Miss Wootan and other nutrition specialists said small changes in a person’s daily calorie count can make a difference in weight loss or gain over time. Studies have shown that people who dine out regularly consume 300 to 400 more calories a day, Mr. Foster said.
“If you eat just 50 more calories each day, that equates to 4 pounds per year,” he said. “Changing things a little could have a dramatic effect on weight and health care costs.”
Obesity rates in the U.S. have risen “dramatically” in the past 20 years, according to the Centers for Disease Control and Prevention.
In 2007, Colorado was the only state in the nation to have an obesity rate of less than 20 percent. The CDC said 30 states had such a prevalence equal to or greater than 25 percent while Alabama, Mississippi and Tennessee hit or exceeded the 30 percent mark. By contrast, in 1990, 10 states had an obesity prevalence rate of less than 10 percent and no state was over the 15 percent obesity threshold.
Childhood obesity also is on the rise. A study this month in the Archives of Pediatric and Adolescent Medicine found that nearly one in five American 4-year-olds is obese, with the highest rates found among Hispanic, blacks and American Indians.
Legislation to add menu labeling has been introduced in states such as Oregon, Texas, Hawaii, Oklahoma, Missouri and Illinois, and in cities such as Philadelphia and Chicago. A law is expected to take effect in Nashville, Tenn., next year. But the requirements are different.
“New York City has different requirement from the state of Colorado, for example. So if you go to the exact same chain of restaurant in Seattle you will potentially get different information than you might in New York,” said Miss Johnson of the restaurant association. “Consumers have told us that what they want is consistent information, regardless of what state or locality they are in.”
The National Restaurant Association supports the Labeling Education and Nutrition Act, which was reintroduced in the Senate on March 10 and has six sponsors, three from each party. A companion House bill is sponsored by Reps. Jim Matheson, Utah Democrat, and Fred Upton, Michigan Republican. The legislation, which amends the Federal Food, Drug and Cosmetic Act, would require chains of more than 20 food businesses to advertise the number of calories on a menu board or a sign, in a menu or as part of a menu supplement. It also requires a statement of suggested daily caloric intake on a menu or menu board and pre-empts any state laws that are not identical to this legislation.
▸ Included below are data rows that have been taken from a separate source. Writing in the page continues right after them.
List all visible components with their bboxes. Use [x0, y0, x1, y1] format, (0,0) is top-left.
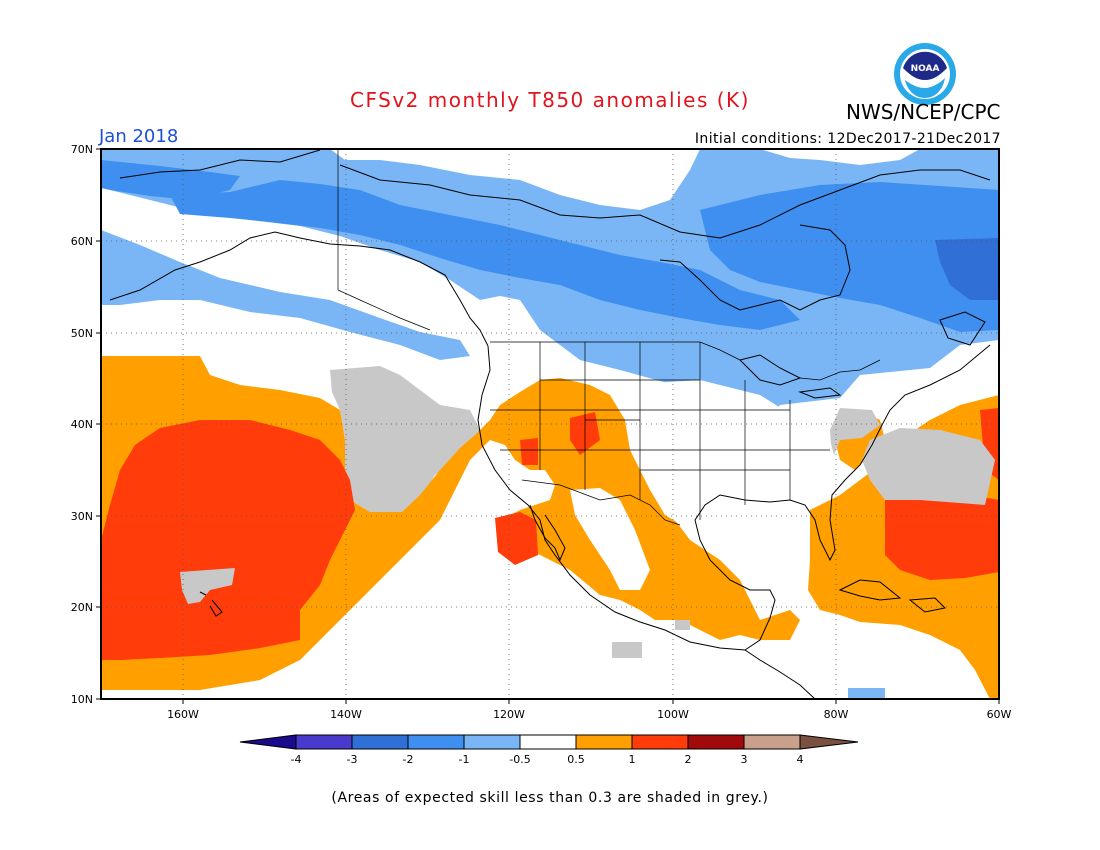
- longitude-labels: 160W 140W 120W 100W 80W 60W: [167, 708, 1011, 721]
- lat-label-50n: 50N: [71, 327, 93, 340]
- tick-marks: [96, 148, 1000, 704]
- colorbar-swatch-5: [519, 734, 577, 750]
- lat-label-60n: 60N: [71, 235, 93, 248]
- colorbar-swatch-8: [687, 734, 745, 750]
- anomaly-grey-ne-pacific: [330, 366, 480, 512]
- coastline-gulf: [694, 344, 991, 651]
- border-us-mexico: [521, 479, 681, 526]
- coastline-hawaii: [199, 591, 223, 617]
- anomaly-mid-blue-canada: [700, 182, 999, 332]
- colorbar-swatch-6: [575, 734, 633, 750]
- noaa-logo-text: NOAA: [911, 64, 940, 74]
- colorbar-swatch-7: [631, 734, 689, 750]
- colorbar-arrow-left: [239, 734, 297, 750]
- lat-label-40n: 40N: [71, 418, 93, 431]
- anomaly-red-atlantic: [885, 495, 999, 580]
- anomaly-grey-small-2: [675, 620, 690, 630]
- colorbar-label: 3: [741, 753, 748, 766]
- colorbar-label: -1: [459, 753, 470, 766]
- coastline-hudson: [659, 224, 851, 311]
- colorbar-swatch-9: [743, 734, 801, 750]
- initial-conditions-label: Initial conditions: 12Dec2017-21Dec2017: [694, 131, 1001, 147]
- state-lines: [490, 342, 830, 520]
- lat-label-10n: 10N: [71, 693, 93, 706]
- lon-label-160w: 160W: [167, 708, 199, 721]
- colorbar-label: -2: [403, 753, 414, 766]
- coastline-central-america: [744, 649, 816, 699]
- valid-month-label: Jan 2018: [99, 126, 179, 147]
- noaa-logo: NOAA: [894, 43, 956, 105]
- anomaly-white-pacific-patch: [405, 604, 455, 632]
- anomaly-white-mexico: [570, 488, 650, 590]
- anomaly-light-blue-pacific: [101, 230, 470, 360]
- lon-label-100w: 100W: [657, 708, 689, 721]
- anomaly-grey-atlantic: [862, 428, 995, 505]
- colorbar-arrow-right: [799, 734, 859, 750]
- map-title: CFSv2 monthly T850 anomalies (K): [350, 88, 750, 112]
- anomaly-grey-midatlantic: [830, 408, 880, 460]
- colorbar-label: -4: [291, 753, 302, 766]
- anomaly-grey-small-1: [612, 642, 642, 658]
- anomaly-white-gulf: [660, 460, 810, 620]
- anomaly-white-arctic2: [760, 149, 920, 165]
- colorbar-swatch-1: [295, 734, 353, 750]
- anomaly-white-arctic: [330, 149, 700, 210]
- coastline-hispaniola: [908, 597, 947, 613]
- colorbar: [239, 734, 859, 750]
- coastline-arctic: [119, 149, 991, 239]
- colorbar-labels: -4 -3 -2 -1 -0.5 0.5 1 2 3 4: [291, 753, 804, 766]
- coastlines: [109, 149, 991, 699]
- colorbar-label: -3: [347, 753, 358, 766]
- colorbar-label: -0.5: [509, 753, 530, 766]
- anomaly-mid-blue-alaska: [170, 180, 800, 330]
- skill-footnote: (Areas of expected skill less than 0.3 a…: [331, 790, 769, 806]
- lon-label-60w: 60W: [987, 708, 1012, 721]
- anomaly-red-nevada: [520, 438, 538, 465]
- gridlines: [101, 149, 999, 699]
- lat-label-20n: 20N: [71, 601, 93, 614]
- lon-label-80w: 80W: [824, 708, 849, 721]
- lon-label-140w: 140W: [330, 708, 362, 721]
- political-borders: [337, 149, 881, 526]
- lon-label-120w: 120W: [493, 708, 525, 721]
- anomaly-red-hawaii: [101, 420, 355, 660]
- colorbar-label: 4: [797, 753, 804, 766]
- colorbar-swatch-4: [463, 734, 521, 750]
- anomaly-field: [101, 149, 999, 699]
- anomaly-red-baja: [495, 512, 538, 565]
- agency-label: NWS/NCEP/CPC: [846, 100, 1001, 124]
- colorbar-label: 2: [685, 753, 692, 766]
- latitude-labels: 70N 60N 50N 40N 30N 20N 10N: [71, 143, 93, 706]
- colorbar-label: 0.5: [567, 753, 585, 766]
- colorbar-swatch-3: [407, 734, 465, 750]
- coastline-baja: [529, 504, 566, 562]
- border-us-canada: [490, 341, 881, 381]
- anomaly-grey-hawaii: [180, 568, 235, 604]
- lat-label-70n: 70N: [71, 143, 93, 156]
- coastline-cuba: [838, 579, 902, 601]
- lat-label-30n: 30N: [71, 510, 93, 523]
- coastline-west-us: [477, 345, 746, 651]
- anomaly-light-blue-south: [848, 688, 885, 699]
- coastline-alaska: [109, 231, 489, 347]
- anomaly-mid-blue-north-pacific: [101, 160, 240, 200]
- coastline-newfoundland: [939, 311, 986, 346]
- border-alaska-canada: [337, 149, 431, 331]
- anomaly-dark-blue-labrador: [935, 238, 999, 300]
- colorbar-label: 1: [629, 753, 636, 766]
- colorbar-swatch-2: [351, 734, 409, 750]
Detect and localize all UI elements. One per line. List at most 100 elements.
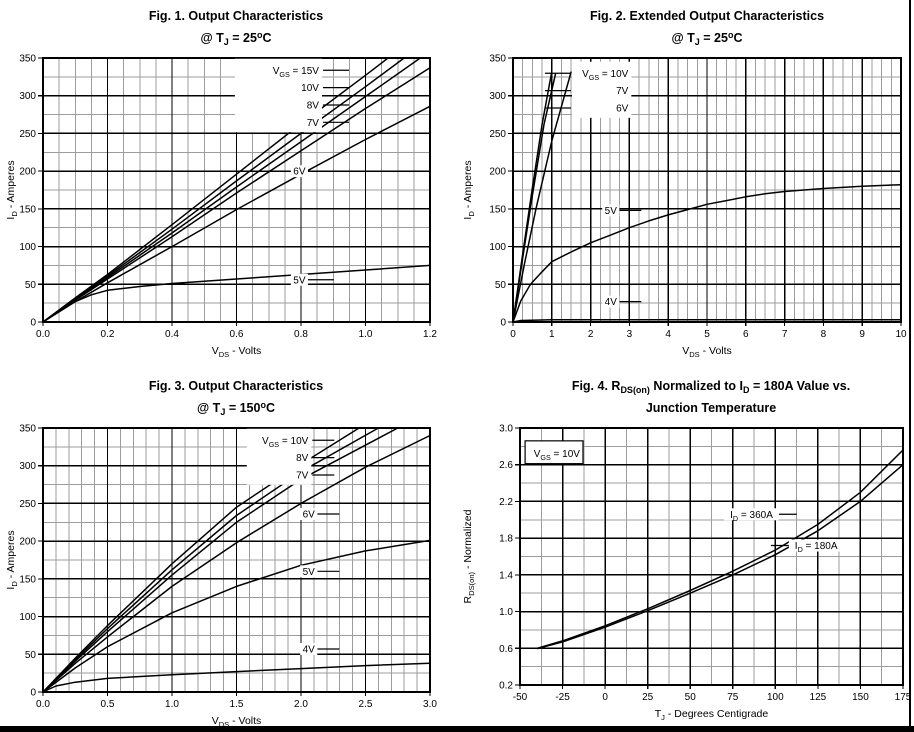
- curve-annotation: 5V: [293, 275, 306, 286]
- x-axis-label: VDS - Volts: [212, 715, 262, 729]
- x-tick-label: 150: [852, 692, 869, 703]
- y-tick-label: 2.6: [499, 460, 513, 471]
- x-tick-label: 0.6: [230, 329, 244, 340]
- x-tick-label: 100: [767, 692, 784, 703]
- x-tick-label: 3: [627, 329, 633, 340]
- legend-label: VGS = 10V: [534, 449, 581, 462]
- x-tick-label: 1.2: [423, 329, 437, 340]
- x-tick-label: 0.4: [165, 329, 179, 340]
- grid-fig2: [508, 57, 902, 326]
- annotation-bg: [724, 508, 779, 521]
- x-tick-label: 8: [821, 329, 827, 340]
- legend-box: [246, 428, 312, 485]
- plot-border: [42, 57, 431, 323]
- y-tick-label: 350: [19, 424, 36, 435]
- y-tick-label: 0: [500, 318, 506, 329]
- x-tick-label: 1.0: [165, 699, 179, 710]
- x-tick-label: 7: [782, 329, 788, 340]
- x-axis-label: TJ - Degrees Centigrade: [655, 708, 769, 722]
- legend-label: 8V: [296, 453, 309, 464]
- x-tick-label: 0.5: [101, 699, 115, 710]
- y-tick-label: 0.6: [499, 644, 513, 655]
- x-tick-label: 2: [588, 329, 594, 340]
- legend-label: 7V: [296, 470, 309, 481]
- annotation-bg: [300, 507, 318, 520]
- plot-border: [519, 427, 904, 686]
- annotation-bg: [290, 165, 308, 178]
- legend-label: 8V: [307, 100, 320, 111]
- series-group-fig1: [42, 57, 431, 323]
- x-tick-label: 1: [549, 329, 555, 340]
- curve-annotation: 5V: [303, 567, 316, 578]
- curve-VGS-4V: [42, 662, 431, 693]
- x-tick-label: 25: [642, 692, 654, 703]
- x-tick-label: 2.0: [294, 699, 308, 710]
- y-tick-label: 1.4: [499, 570, 513, 581]
- page-bottom-border: [0, 726, 914, 732]
- legend-label: 7V: [307, 118, 320, 129]
- x-tick-label: 4: [665, 329, 671, 340]
- legend-label: VGS = 10V: [582, 69, 629, 82]
- curve-VGS-6V: [42, 105, 431, 323]
- annotation-bg: [788, 539, 844, 552]
- y-tick-label: 150: [19, 574, 36, 585]
- y-tick-label: 250: [489, 129, 506, 140]
- x-tick-label: 0.2: [101, 329, 115, 340]
- curve-VGS-5V: [512, 183, 902, 323]
- curve-annotation: ID = 360A: [730, 510, 773, 523]
- annotation-bg: [300, 643, 318, 656]
- y-tick-label: 1.0: [499, 607, 513, 618]
- y-tick-label: 50: [495, 280, 507, 291]
- y-tick-label: 100: [19, 242, 36, 253]
- fig1-output-characteristics-25c-chart: VGS = 15V 10V 8V 7V 6V 5V Fig. 1. Output Chara…: [5, 9, 437, 359]
- chart-title-line2: @ TJ = 25oC: [200, 30, 271, 47]
- y-tick-label: 100: [489, 242, 506, 253]
- annotation-bg: [602, 295, 620, 308]
- grid-fig3: [38, 427, 431, 696]
- x-tick-label: 50: [685, 692, 697, 703]
- legend-box: [234, 58, 322, 133]
- curve-annotation: 4V: [303, 645, 316, 656]
- x-axis-label: VDS - Volts: [682, 345, 732, 359]
- y-tick-label: 0: [30, 688, 36, 699]
- x-tick-label: 0.0: [36, 329, 50, 340]
- y-tick-label: 200: [489, 167, 506, 178]
- y-tick-label: 350: [489, 54, 506, 65]
- plot-border: [512, 57, 902, 323]
- x-tick-label: -50: [513, 692, 528, 703]
- y-tick-label: 200: [19, 537, 36, 548]
- curve-ID-360A: [536, 449, 904, 650]
- y-axis-label: ID - Amperes: [462, 160, 476, 219]
- curve-VGS-5V: [42, 539, 431, 693]
- x-tick-label: 175: [895, 692, 912, 703]
- legend-box: [571, 61, 632, 118]
- x-tick-label: 2.5: [359, 699, 373, 710]
- chart-title-line1: Fig. 4. RDS(on) Normalized to ID = 180A …: [572, 379, 850, 395]
- y-axis-label: ID - Amperes: [5, 530, 19, 589]
- chart-title-line2: @ TJ = 25oC: [671, 30, 742, 47]
- curve-annotation: 4V: [605, 297, 618, 308]
- curve-annotation: 6V: [303, 509, 316, 520]
- y-tick-label: 1.8: [499, 534, 513, 545]
- plot-border: [42, 427, 431, 693]
- x-tick-label: 75: [727, 692, 739, 703]
- curve-VGS-7V: [512, 72, 557, 323]
- x-tick-label: 1.0: [359, 329, 373, 340]
- fig3-output-characteristics-150c-chart: VGS = 10V 8V 7V 6V 5V 4V Fig. 3. Output Charac…: [5, 379, 437, 729]
- chart-title-line1: Fig. 3. Output Characteristics: [149, 379, 323, 393]
- annotation-bg: [290, 273, 308, 286]
- chart-title-line1: Fig. 2. Extended Output Characteristics: [590, 9, 824, 23]
- y-tick-label: 0.2: [499, 681, 513, 692]
- x-tick-label: 1.5: [230, 699, 244, 710]
- page-right-border: [909, 0, 911, 726]
- x-tick-label: 0.8: [294, 329, 308, 340]
- y-tick-label: 150: [19, 204, 36, 215]
- curve-VGS-4V: [512, 318, 901, 323]
- legend-label: VGS = 10V: [262, 436, 309, 449]
- fig2-extended-output-characteristics-chart: VGS = 10V 7V 6V 5V 4V Fig. 2. Extended Output…: [462, 9, 907, 359]
- y-axis-label: ID - Amperes: [5, 160, 19, 219]
- x-tick-label: 9: [859, 329, 865, 340]
- y-tick-label: 100: [19, 612, 36, 623]
- y-tick-label: 350: [19, 54, 36, 65]
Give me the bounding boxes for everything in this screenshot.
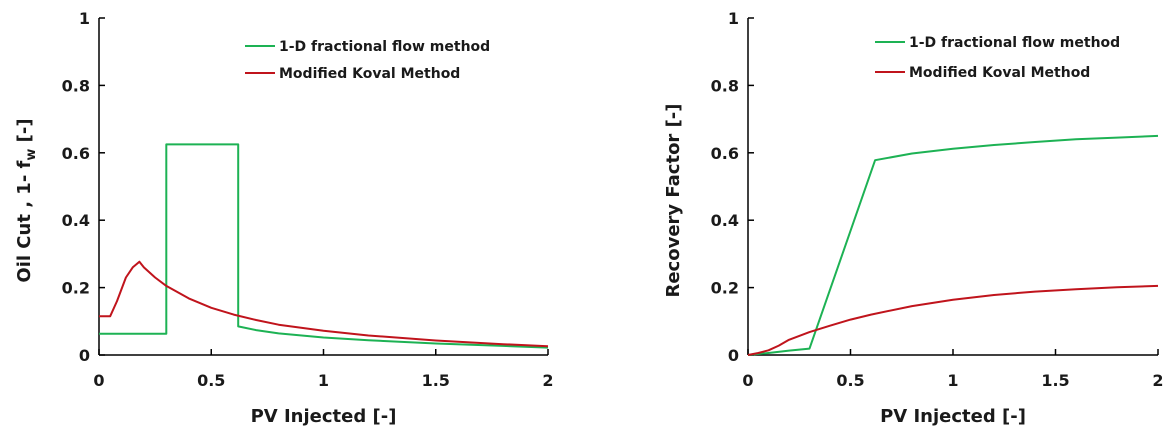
x-tick-label: 0: [93, 371, 104, 390]
x-tick-label: 1: [947, 371, 958, 390]
y-tick-label: 0.2: [711, 279, 739, 298]
y-axis-title-main: Oil Cut , 1- f: [14, 160, 35, 282]
y-axis-title-unit: [-]: [14, 118, 35, 148]
legend-label: Modified Koval Method: [279, 66, 460, 82]
y-tick-label: 1: [79, 9, 90, 28]
y-tick-label: 0.8: [711, 76, 739, 95]
y-tick-label: 0.8: [62, 76, 90, 95]
x-axis-title: PV Injected [-]: [880, 406, 1026, 427]
chart-2: 0 0.2 0.4 0.6 0.8 1 0 0.5 1 1.5 2 PV Injected [-] Re…: [663, 9, 1164, 427]
y-tick-label: 0.4: [711, 211, 739, 230]
x-tick-label: 1.5: [422, 371, 450, 390]
y-axis-title-main: Recovery Factor [-]: [663, 103, 684, 297]
series-line-1: [747, 134, 1159, 356]
series-line-2: [99, 260, 549, 348]
y-axis-title: Oil Cut , 1- fw [-]: [14, 118, 39, 282]
x-axis-title: PV Injected [-]: [251, 406, 397, 427]
x-tick-label: 0: [742, 371, 753, 390]
y-axis-title-subscript: w: [24, 149, 39, 161]
series-line-1: [99, 143, 549, 349]
x-tick-label: 0.5: [197, 371, 225, 390]
chart-1: 0 0.2 0.4 0.6 0.8 1 0 0.5 1 1.5 2 PV Injected [-] Oi…: [14, 9, 554, 427]
y-tick-label: 0.6: [62, 144, 90, 163]
x-tick-label: 1: [318, 371, 329, 390]
y-tick-label: 0: [728, 346, 739, 365]
legend-label: 1-D fractional flow method: [909, 35, 1120, 51]
y-axis-title: Recovery Factor [-]: [663, 103, 684, 297]
legend-label: 1-D fractional flow method: [279, 39, 490, 55]
y-tick-label: 0.6: [711, 144, 739, 163]
x-tick-label: 2: [1152, 371, 1163, 390]
x-tick-label: 1.5: [1041, 371, 1069, 390]
x-tick-label: 0.5: [836, 371, 864, 390]
y-tick-label: 1: [728, 9, 739, 28]
y-tick-label: 0.4: [62, 211, 90, 230]
series-line-2: [747, 284, 1159, 356]
y-tick-label: 0.2: [62, 279, 90, 298]
y-tick-label: 0: [79, 346, 90, 365]
x-tick-label: 2: [542, 371, 553, 390]
legend-label: Modified Koval Method: [909, 65, 1090, 81]
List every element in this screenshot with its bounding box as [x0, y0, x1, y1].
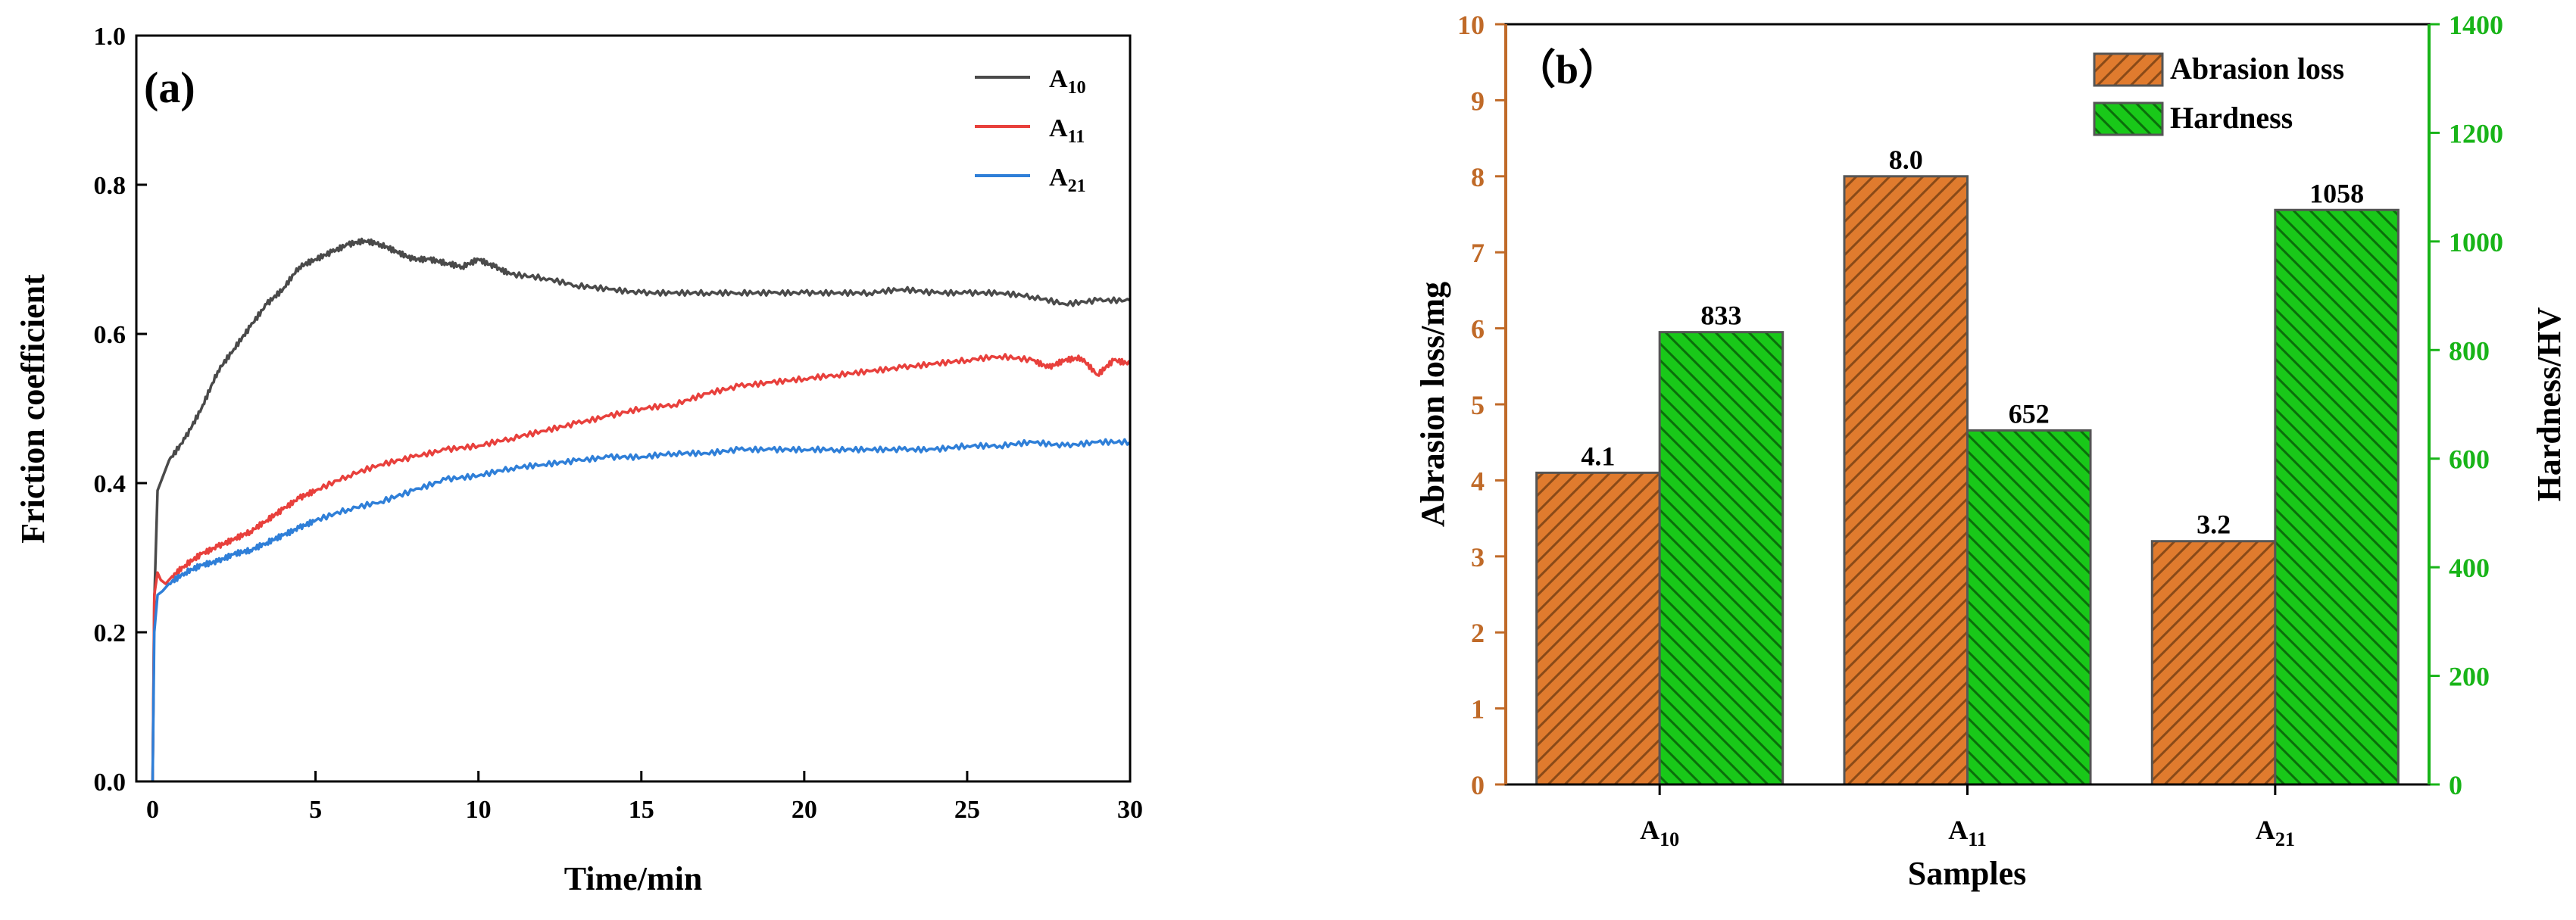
bar-hardness [2274, 208, 2400, 786]
panel-a-ytick-label: 0.8 [94, 172, 126, 200]
bar-abrasion-loss [1843, 175, 1969, 786]
panel-b-ytick-left-label: 0 [1471, 770, 1485, 800]
legend-label-a10: A10 [1049, 65, 1086, 98]
panel-a-ytick-label: 0.6 [94, 321, 126, 349]
panel-b-bars: 4.1 833 8.0 652 3.2 1058 [1535, 145, 2400, 786]
panel-a-label: (a) [144, 63, 195, 112]
legend-label-abrasion: Abrasion loss [2170, 51, 2344, 86]
panel-b-ytick-left-label: 4 [1471, 466, 1485, 496]
panel-b-xlabel: Samples [1908, 855, 2026, 892]
panel-b-category-label: A10 [1640, 815, 1679, 850]
panel-a-ytick-label: 0.4 [94, 470, 126, 498]
bar-value-label: 3.2 [2197, 510, 2231, 540]
panel-a-ytick-label: 0.0 [94, 769, 126, 797]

The CSPI supports a bill called the Menu Education and Labeling Act, which has been introduced several times before by Rep. Rosa DeLauro of Connecticut and Sen. Tom Harkin of Iowa, both Democrats, and is expected to be reintroduced this year. It requires restaurant chains of more than 20 units to post calorie, fat and sodium content on menus or menu boards, but doesn’t pre-empt menu-labeling laws already enacted in individual states.